The connection between human and river is slowly getting erased as rivers have stopped flowing; when they flow, there are only floods. Even spiritual connection was founded on flowing, not stagnant, water, and this has been endangered by bad dam design and operation strategies. It is important to always maintain minimum environmental flow and dams were designed and erected with this requirement in mind. However, something has gone terribly wrong over the years, which can only be traced to serious shortcomings in upkeep and maintenance.
As more reservoirs brim ahead of time, have reduced storage volume, lack environmental flows and stand amidst recurring bouts of water scarcity, it is time for a systematic evaluation of catchment performance, reservoir sedimentation and risk. In a railways operation, the railway station is only a small part of the investment, and it is the railway lines running across the country that are treated as the core element. In the same way, dams are just storage reservoirs while the watershed catchments are the railway lines that have been utterly neglected. The focus was shifted onto steel, cement and machinery as investments and vested interests came to the fore, at the cost of paying attention to the engineering aspects of the dam.
Competitive politics between states, regions and governments has caused all river basins to oversaturate, with various reservoir designs creating impediments to natural flow. Environmental, hydrological, economic, social and livelihood considerations have become compromised as new projects are implemented. The absence of environmental flows into the sea has invited saline waters further inland in several towns along India’s coast. Water as a state subject no longer appears to have a hydrology component. Without hydrology, it is only a matter of time before we’re inflicting irreparable damage upon basins. Central agencies are also to blame for this mega-fiasco, have failed to act as a repository of knowledge and to provide guidance.
Existing dams should be restored to their optimum performance and as a matter of high priority before new structures are built. There are many technologies that can easily assess the sedimentation status, nature of catchments and operational efficiencies of the structure. While some sediments can be flushed out, most of it will have to be dredged. Removing sediments is not easy because they have to go back to their place of origin. Dense foliage and vegetative cover in the catchment areas should be protected – or established, if necessary. A fully protected catchment will intercept and store a huge volume of rainfall, moderate floods and prevent silt from entering the reservoir.
Keeping the timeframe in which rivers achieve equilibrium in mind, a 10-year moratorium should be declared on new projects in the area following the start of an older one. In the case of high-risk projects, where the reservoir can’t be restored to optimum performance, it has to be demolished and the river freed from its bondage.
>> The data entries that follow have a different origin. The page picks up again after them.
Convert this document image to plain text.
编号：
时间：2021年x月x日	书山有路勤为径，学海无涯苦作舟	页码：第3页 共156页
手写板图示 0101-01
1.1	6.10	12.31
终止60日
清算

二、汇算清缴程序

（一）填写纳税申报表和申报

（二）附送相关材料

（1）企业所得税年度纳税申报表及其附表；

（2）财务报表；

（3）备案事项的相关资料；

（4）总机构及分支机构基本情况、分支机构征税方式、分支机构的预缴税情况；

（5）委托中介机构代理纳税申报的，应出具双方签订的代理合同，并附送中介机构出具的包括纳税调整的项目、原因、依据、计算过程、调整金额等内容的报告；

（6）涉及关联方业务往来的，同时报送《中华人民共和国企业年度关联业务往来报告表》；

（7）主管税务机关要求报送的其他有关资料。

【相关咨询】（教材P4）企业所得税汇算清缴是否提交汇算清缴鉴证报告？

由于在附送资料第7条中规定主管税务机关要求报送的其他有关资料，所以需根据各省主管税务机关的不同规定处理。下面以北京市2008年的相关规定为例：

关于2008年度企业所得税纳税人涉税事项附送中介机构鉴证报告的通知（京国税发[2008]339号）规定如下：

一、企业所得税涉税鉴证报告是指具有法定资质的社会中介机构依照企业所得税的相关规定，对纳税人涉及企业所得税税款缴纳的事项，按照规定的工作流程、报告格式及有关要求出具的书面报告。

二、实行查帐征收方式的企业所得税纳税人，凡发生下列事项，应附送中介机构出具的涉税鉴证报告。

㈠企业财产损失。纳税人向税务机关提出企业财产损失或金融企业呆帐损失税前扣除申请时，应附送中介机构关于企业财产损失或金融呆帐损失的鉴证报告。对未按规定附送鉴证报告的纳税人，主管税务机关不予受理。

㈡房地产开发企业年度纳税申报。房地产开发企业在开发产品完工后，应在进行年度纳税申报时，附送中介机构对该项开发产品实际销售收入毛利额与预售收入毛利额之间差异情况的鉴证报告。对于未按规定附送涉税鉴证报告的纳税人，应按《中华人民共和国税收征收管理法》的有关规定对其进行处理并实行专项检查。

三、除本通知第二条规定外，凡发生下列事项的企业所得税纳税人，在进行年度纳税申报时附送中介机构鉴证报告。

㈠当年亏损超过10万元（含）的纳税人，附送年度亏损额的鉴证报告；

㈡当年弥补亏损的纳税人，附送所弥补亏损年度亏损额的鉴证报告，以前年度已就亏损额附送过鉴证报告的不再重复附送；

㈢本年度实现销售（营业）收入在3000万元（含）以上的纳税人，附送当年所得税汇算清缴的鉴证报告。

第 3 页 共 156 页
These are certainly drastic measures but if we don’t take them, our future generations are going to be burdened with maintaining infrastructure that has very little functional relevance. Dishonesty, dams and disasters feed on each other, leading to more constructions that damage river systems further, and place the lives and livelihoods of the poor at risk. All together, the trio perpetrates environmental fraud, and sub-par reservoirs need to addressed as such so that those who preserve them in that state can be severely punished.
Many countries in Europe that are sensitive to environmental hazards linked to dams have already started removing them to prepare for climate-change-driven storms and hotter summers. The US, whose dam designs Indian engineers follow in religious fashion, has already halted major projects and is following a global trend of removing unnecessary dams so as to restore full hydrological function.
K.A.S. Mani is a groundwater engineer.